Why Is JPAC Needed?
Agriculture is one of the top three sectors of the economy of Michigan, along with the auto industry and tourism. A large percentage of the agricultural economy of Michigan is served by immigrant and migrant labor. For example, the immigrant/migrant population was a vital support to the $6.6 billion fruit and vegetable industry in Michigan in 2008!1
During the annual harvest season, May through October, the farm laborer family population in Northern Michigan is estimated to be 13,000-15,000 people.2 Approximately 85% of US Farm workers speak Spanish, while only 10% of foreign-born farm workers speak or read English fluently.3 They have an average of 6-7 years of formal education. Many cannot read or write in any language. Most have the language skills needed to perform their jobs, but are unable to express themselves in, sufficiently understand, or navigate the US medical system, legal system, immigration system, and other essential sectors of US society.
In addition, many immigrant/migrant workers do not drive or do not own a car. They often live in poverty.

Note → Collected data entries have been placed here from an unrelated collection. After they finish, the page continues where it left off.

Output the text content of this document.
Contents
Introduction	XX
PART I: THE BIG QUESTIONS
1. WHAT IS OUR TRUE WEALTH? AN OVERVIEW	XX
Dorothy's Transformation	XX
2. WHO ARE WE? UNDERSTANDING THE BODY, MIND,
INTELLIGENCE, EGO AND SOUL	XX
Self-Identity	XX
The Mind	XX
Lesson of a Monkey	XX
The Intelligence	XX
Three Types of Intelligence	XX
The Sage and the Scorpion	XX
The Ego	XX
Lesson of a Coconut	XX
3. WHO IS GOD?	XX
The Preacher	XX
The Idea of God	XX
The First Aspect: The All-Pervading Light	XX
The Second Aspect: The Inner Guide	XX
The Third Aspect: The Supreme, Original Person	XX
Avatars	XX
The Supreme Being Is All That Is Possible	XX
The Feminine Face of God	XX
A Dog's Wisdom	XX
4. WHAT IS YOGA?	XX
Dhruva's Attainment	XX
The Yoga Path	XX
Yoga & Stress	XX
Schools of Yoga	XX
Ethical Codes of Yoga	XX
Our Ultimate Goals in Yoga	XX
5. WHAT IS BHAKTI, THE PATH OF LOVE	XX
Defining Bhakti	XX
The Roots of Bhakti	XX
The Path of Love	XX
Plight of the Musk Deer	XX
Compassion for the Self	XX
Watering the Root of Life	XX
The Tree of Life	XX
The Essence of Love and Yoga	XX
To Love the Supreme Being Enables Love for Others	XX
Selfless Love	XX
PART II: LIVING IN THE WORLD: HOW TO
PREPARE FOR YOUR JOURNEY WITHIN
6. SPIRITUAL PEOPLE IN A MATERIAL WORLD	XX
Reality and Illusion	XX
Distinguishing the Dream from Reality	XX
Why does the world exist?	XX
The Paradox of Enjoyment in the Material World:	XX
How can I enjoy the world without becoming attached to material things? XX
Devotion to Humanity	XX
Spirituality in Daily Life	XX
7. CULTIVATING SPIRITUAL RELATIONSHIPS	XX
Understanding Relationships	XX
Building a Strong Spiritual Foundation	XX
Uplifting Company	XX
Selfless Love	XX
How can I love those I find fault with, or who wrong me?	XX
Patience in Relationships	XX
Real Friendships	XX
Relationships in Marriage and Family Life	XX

Their employment depends on the weather, crop success, and the vagaries of constantly changing immigration law and policies.
In brief, the immigrant/migrant population in Northern Michigan faces an incredible array of obstacles to their human and civil rights, and to their “dignity of life”. JPAC exists to help overcome those obstacles and to help society recognize the human dignity of these persons whose hands literally feed us and the world.